Neurograms are concepts and, by the meaning of the concept, they are unconscious. It is not necessary to enter into the question whether they are in their ultimate nature psychical or physical. That is a philosophical question.[[72]] They are at any rate unconscious in this sense; they are devoid of consciousness, i.e., have none of the psychological attributes of any of the elements of consciousness, and in the sense in which any physiological arrangement or process is not conscious, i.e., is unconscious. We have here, then, in the concept of brain residual neurograms the fundamental meaning of the Unconscious.[[73]] The unconscious is the great storehouse of neurograms which are the physiological records of our mental lives. By the terms of the concept neurograms are primarily passive—the potential form, as it were, in which psychical energy is stored. This is not to say, however, that, from moment to moment, certain ones out of the great mass may not become active processes. On the contrary, according to the theory of memory, when certain complexes of neurograms are stimulated they take on activity and function—the potential energy becomes converted into dynamic energy. In correlation with the functioning of such neurographic complexes, the complexes of ideas which they conserve—the psychological equivalents—are reproduced (according to the doctrines of monism and parallelism) and enter the stream of the personal consciousness. The unconscious becomes the conscious (monism), or provided with correlated conscious accompaniments (parallelism), and we may speak of the ideas arising out of the unconscious.[unconscious.]

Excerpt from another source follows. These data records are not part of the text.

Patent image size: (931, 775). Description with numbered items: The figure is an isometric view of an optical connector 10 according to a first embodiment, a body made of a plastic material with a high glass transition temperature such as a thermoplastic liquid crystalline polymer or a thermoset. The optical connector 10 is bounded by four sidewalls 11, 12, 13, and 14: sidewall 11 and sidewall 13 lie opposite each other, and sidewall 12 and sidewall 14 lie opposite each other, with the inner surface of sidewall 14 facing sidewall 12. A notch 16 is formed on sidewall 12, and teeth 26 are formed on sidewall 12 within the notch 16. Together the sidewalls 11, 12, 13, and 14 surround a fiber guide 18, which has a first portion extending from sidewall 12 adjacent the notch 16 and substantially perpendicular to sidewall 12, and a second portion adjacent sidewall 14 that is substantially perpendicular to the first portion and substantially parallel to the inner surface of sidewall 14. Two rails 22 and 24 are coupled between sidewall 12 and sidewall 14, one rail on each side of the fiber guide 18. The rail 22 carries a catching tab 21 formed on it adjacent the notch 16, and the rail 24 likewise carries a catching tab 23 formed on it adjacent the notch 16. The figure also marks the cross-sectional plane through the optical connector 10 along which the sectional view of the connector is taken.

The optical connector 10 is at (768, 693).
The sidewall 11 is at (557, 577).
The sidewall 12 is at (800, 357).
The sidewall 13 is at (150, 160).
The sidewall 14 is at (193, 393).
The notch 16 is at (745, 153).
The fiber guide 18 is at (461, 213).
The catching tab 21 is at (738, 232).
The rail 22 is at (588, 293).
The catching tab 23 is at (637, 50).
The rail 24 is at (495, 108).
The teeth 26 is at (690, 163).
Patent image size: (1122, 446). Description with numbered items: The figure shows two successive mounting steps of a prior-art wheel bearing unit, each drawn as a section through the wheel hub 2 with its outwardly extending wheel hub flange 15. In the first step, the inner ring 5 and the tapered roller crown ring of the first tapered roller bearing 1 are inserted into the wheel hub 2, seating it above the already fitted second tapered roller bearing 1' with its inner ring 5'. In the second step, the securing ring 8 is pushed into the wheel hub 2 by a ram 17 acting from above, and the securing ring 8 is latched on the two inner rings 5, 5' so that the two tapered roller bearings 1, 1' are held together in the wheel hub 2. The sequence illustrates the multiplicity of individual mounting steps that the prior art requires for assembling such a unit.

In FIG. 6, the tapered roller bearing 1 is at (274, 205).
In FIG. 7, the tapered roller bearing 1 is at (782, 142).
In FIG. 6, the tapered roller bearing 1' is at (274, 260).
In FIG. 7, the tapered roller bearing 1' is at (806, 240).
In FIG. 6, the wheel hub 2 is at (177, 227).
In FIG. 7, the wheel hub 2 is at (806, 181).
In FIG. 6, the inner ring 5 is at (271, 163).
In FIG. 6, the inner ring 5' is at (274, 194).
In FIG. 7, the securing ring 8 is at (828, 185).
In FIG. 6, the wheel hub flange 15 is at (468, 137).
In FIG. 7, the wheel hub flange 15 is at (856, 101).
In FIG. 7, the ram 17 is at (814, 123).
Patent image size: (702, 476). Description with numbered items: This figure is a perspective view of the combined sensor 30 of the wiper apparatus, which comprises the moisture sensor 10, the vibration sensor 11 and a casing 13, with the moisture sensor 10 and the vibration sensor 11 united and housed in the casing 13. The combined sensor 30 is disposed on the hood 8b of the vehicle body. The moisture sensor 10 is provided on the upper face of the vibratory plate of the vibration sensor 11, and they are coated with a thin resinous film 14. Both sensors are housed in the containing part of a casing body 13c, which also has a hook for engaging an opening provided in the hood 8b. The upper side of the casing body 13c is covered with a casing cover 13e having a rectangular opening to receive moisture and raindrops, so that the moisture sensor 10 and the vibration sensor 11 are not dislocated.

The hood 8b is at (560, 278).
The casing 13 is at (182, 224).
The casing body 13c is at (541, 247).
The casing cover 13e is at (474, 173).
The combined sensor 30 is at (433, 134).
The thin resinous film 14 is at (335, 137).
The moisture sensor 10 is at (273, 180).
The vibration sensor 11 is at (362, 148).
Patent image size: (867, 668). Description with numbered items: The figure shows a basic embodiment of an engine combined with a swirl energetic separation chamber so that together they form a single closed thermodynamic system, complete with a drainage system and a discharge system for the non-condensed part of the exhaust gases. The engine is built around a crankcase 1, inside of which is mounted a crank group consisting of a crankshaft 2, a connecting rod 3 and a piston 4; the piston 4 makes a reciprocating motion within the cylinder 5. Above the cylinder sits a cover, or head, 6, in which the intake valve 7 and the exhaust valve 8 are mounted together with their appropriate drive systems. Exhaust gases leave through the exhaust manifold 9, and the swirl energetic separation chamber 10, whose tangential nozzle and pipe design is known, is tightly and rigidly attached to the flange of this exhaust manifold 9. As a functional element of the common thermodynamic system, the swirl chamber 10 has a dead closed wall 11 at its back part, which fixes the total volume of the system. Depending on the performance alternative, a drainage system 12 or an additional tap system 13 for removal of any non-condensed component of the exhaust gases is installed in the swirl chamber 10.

Neurograms may also function as subconscious processes exhibiting intelligence and determining mental and bodily behavior.—Here two important questions present themselves. Is it a necessary consequence that when unconscious neurograms become active processes psychological equivalents must be awakened; and when they are awakened, must they necessarily enter the stream of the personal consciousness? If both these questions may be answered in the negative, then plainly in either case such active processes become by definition subconscious processes—of an unconscious nature in the one case and of a coconscious nature in the other. They would be subconscious because in the first place they would occur outside of consciousness and there is no awareness of them, and in the second place they would be a dissociated second train of processes distinct from those engaged in the conscious stream of the moment. Theoretically such subconscious processes, whether unconscious or coconscious, might perform a variety of functions according to the specificity of their activities.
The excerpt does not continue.